Is your travel policy clear, and do your travelers know their per-diem limits and allowances? (the easiest way to get an answer to this is to simply ask your travelers)
Actual time spent traveling should be taken into account as well. Sure, a flight with a 2-hour layover may save the company $150, but does your traveler lose $150 in productivity, or more, in the process? Valuable projects could have been completed in the same time it took to dart between planes.
Quantify: Look at the metric of how long it takes your travelers on average to book a trip–can making your policy clearer at the beginning save time here, or reduce time back and forth when a policy is violated? Look at a sample of flights to see how a reduction of layovers could save valuable hours.
Take action: See your travel policy as a way to save time and money. Start by re-evaluating how you share information about your travel program. Consider easily-accessible FAQs to quickly and clearly communicate policies, and be sure the link is easy to find and remember.
While expensing travel: Explore your automation options
There’s a reason you’ve heard the word automation a lot over the last few years–it’s having a real impact on process and budgets, and business travel can’t afford to miss out.
Which solutions are available to automate expensing on the road? This could involve separating business profiles in existing popular apps, or setting up a central billing with providers like Uber for Business to eliminate the need to report certain expense types altogether. Travelers can instead jump back into important projects instead of filling out expense reports.

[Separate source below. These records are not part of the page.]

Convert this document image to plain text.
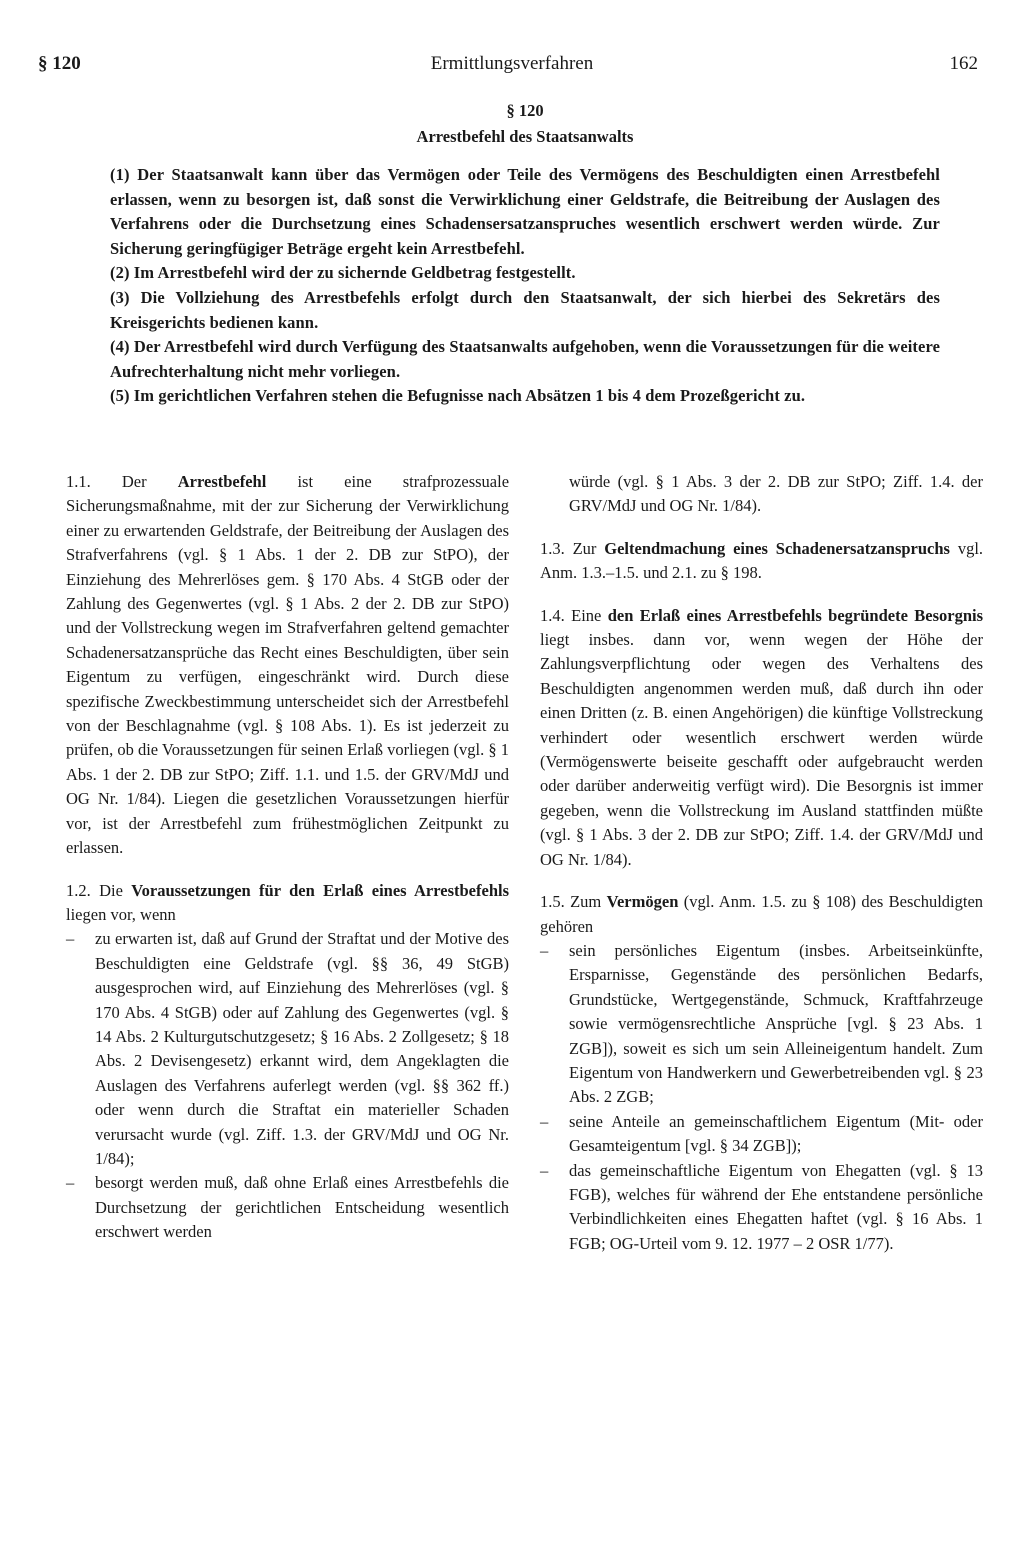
§ 120	Ermittlungsverfahren	162
§ 120
Arrestbefehl des Staatsanwalts

(1) Der Staatsanwalt kann über das Vermögen oder Teile des Vermögens des Beschuldigten einen Arrestbefehl erlassen, wenn zu besorgen ist, daß sonst die Verwirklichung einer Geldstrafe, die Beitreibung der Auslagen des Verfahrens oder die Durchsetzung eines Schadensersatzanspruches wesentlich erschwert werden würde. Zur Sicherung geringfügiger Beträge ergeht kein Arrestbefehl.

(2) Im Arrestbefehl wird der zu sichernde Geldbetrag festgestellt.

(3) Die Vollziehung des Arrestbefehls erfolgt durch den Staatsanwalt, der sich hierbei des Sekretärs des Kreisgerichts bedienen kann.

(4) Der Arrestbefehl wird durch Verfügung des Staatsanwalts aufgehoben, wenn die Voraussetzungen für die weitere Aufrechterhaltung nicht mehr vorliegen.

(5) Im gerichtlichen Verfahren stehen die Befugnisse nach Absätzen 1 bis 4 dem Prozeßgericht zu.

1.1. Der Arrestbefehl ist eine strafprozessuale Sicherungsmaßnahme, mit der zur Sicherung der Verwirklichung einer zu erwartenden Geldstrafe, der Beitreibung der Auslagen des Strafverfahrens (vgl. § 1 Abs. 1 der 2. DB zur StPO), der Einziehung des Mehrerlöses gem. § 170 Abs. 4 StGB oder der Zahlung des Gegenwertes (vgl. § 1 Abs. 2 der 2. DB zur StPO) und der Vollstreckung wegen im Strafverfahren geltend gemachter Schadenersatzansprüche das Recht eines Beschuldigten, über sein Eigentum zu verfügen, eingeschränkt wird. Durch diese spezifische Zweckbestimmung unterscheidet sich der Arrestbefehl von der Beschlagnahme (vgl. § 108 Abs. 1). Es ist jederzeit zu prüfen, ob die Voraussetzungen für seinen Erlaß vorliegen (vgl. § 1 Abs. 1 der 2. DB zur StPO; Ziff. 1.1. und 1.5. der GRV/MdJ und OG Nr. 1/84). Liegen die gesetzlichen Voraussetzungen hierfür vor, ist der Arrestbefehl zum frühestmöglichen Zeitpunkt zu erlassen.

1.2. Die Voraussetzungen für den Erlaß eines Arrestbefehls liegen vor, wenn

– zu erwarten ist, daß auf Grund der Straftat und der Motive des Beschuldigten eine Geldstrafe (vgl. §§ 36, 49 StGB) ausgesprochen wird, auf Einziehung des Mehrerlöses (vgl. § 170 Abs. 4 StGB) oder auf Zahlung des Gegenwertes (vgl. § 14 Abs. 2 Kulturgutschutzgesetz; § 16 Abs. 2 Zollgesetz; § 18 Abs. 2 Devisengesetz) erkannt wird, dem Angeklagten die Auslagen des Verfahrens auferlegt werden (vgl. §§ 362 ff.) oder wenn durch die Straftat ein materieller Schaden verursacht wurde (vgl. Ziff. 1.3. der GRV/MdJ und OG Nr. 1/84);
– besorgt werden muß, daß ohne Erlaß eines Arrestbefehls die Durchsetzung der gerichtlichen Entscheidung wesentlich erschwert werden
würde (vgl. § 1 Abs. 3 der 2. DB zur StPO; Ziff. 1.4. der GRV/MdJ und OG Nr. 1/84).

1.3. Zur Geltendmachung eines Schadenersatzanspruchs vgl. Anm. 1.3.–1.5. und 2.1. zu § 198.

1.4. Eine den Erlaß eines Arrestbefehls begründete Besorgnis liegt insbes. dann vor, wenn wegen der Höhe der Zahlungsverpflichtung oder wegen des Verhaltens des Beschuldigten angenommen werden muß, daß durch ihn oder einen Dritten (z. B. einen Angehörigen) die künftige Vollstreckung verhindert oder wesentlich erschwert werden würde (Vermögenswerte beiseite geschafft oder aufgebraucht werden oder darüber anderweitig verfügt wird). Die Besorgnis ist immer gegeben, wenn die Vollstreckung im Ausland stattfinden müßte (vgl. § 1 Abs. 3 der 2. DB zur StPO; Ziff. 1.4. der GRV/MdJ und OG Nr. 1/84).

1.5. Zum Vermögen (vgl. Anm. 1.5. zu § 108) des Beschuldigten gehören

– sein persönliches Eigentum (insbes. Arbeitseinkünfte, Ersparnisse, Gegenstände des persönlichen Bedarfs, Grundstücke, Wertgegenstände, Schmuck, Kraftfahrzeuge sowie vermögensrechtliche Ansprüche [vgl. § 23 Abs. 1 ZGB]), soweit es sich um sein Alleineigentum handelt. Zum Eigentum von Handwerkern und Gewerbetreibenden vgl. § 23 Abs. 2 ZGB;
– seine Anteile an gemeinschaftlichem Eigentum (Mit- oder Gesamteigentum [vgl. § 34 ZGB]);
– das gemeinschaftliche Eigentum von Ehegatten (vgl. § 13 FGB), welches für während der Ehe entstandene persönliche Verbindlichkeiten eines Ehegatten haftet (vgl. § 16 Abs. 1 FGB; OG-Urteil vom 9. 12. 1977 – 2 OSR 1/77).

Quantify: When it comes to evaluating the impact of automation on-trip, the simplest way to quantify is to observe a sample group of travelers completing the tasks you’re looking to eliminate, using a new system, and then multiply the impact across your full traveler base.
Take action: Explore your automation options with tools such as Uber for Business, which allows travelers to maintain a separate company travel profile and lets travelers bill all trips to a central corporate account, eliminating the need for employees to expense ground transportation altogether.
While processing expense claims: Making small yet meaningful adjustments
Do you truly know how much time you’re spending on each task? While it may seem like it only takes a few minutes to review, approve, and file an expense claim, but with dozens of travelers company-wide, that time can quickly add up. As you examine new time-saving options, think about how that solution can shave time off the expense evaluation process — time you may not have even realized you’re spending on these laborious tasks.
Quantify & take action: If you’re not doing so already, start measuring the time spent on processing expense claims, including sample audits, back and forths to travelers with corrections and questions, and everything else. You may find that the right tools can add hours of productivity back into your company.
Summing up: A minute saved is a penny earned
Travel program savings aren’t just about cheaper flights and slimmer budgets. A cost-conscious travel program understands that time is just as valuable in dollars as the dollars themselves. Time spent on repetitive, time-consuming tasks wastes collective hours of time — time which could be better spent closing the next big deal. Plus, as a travel manager, quantifying time savings across the managed travel process puts travel front and center, creating a smoother and more efficient process for every traveler company-wide. Nobody can put a price on that.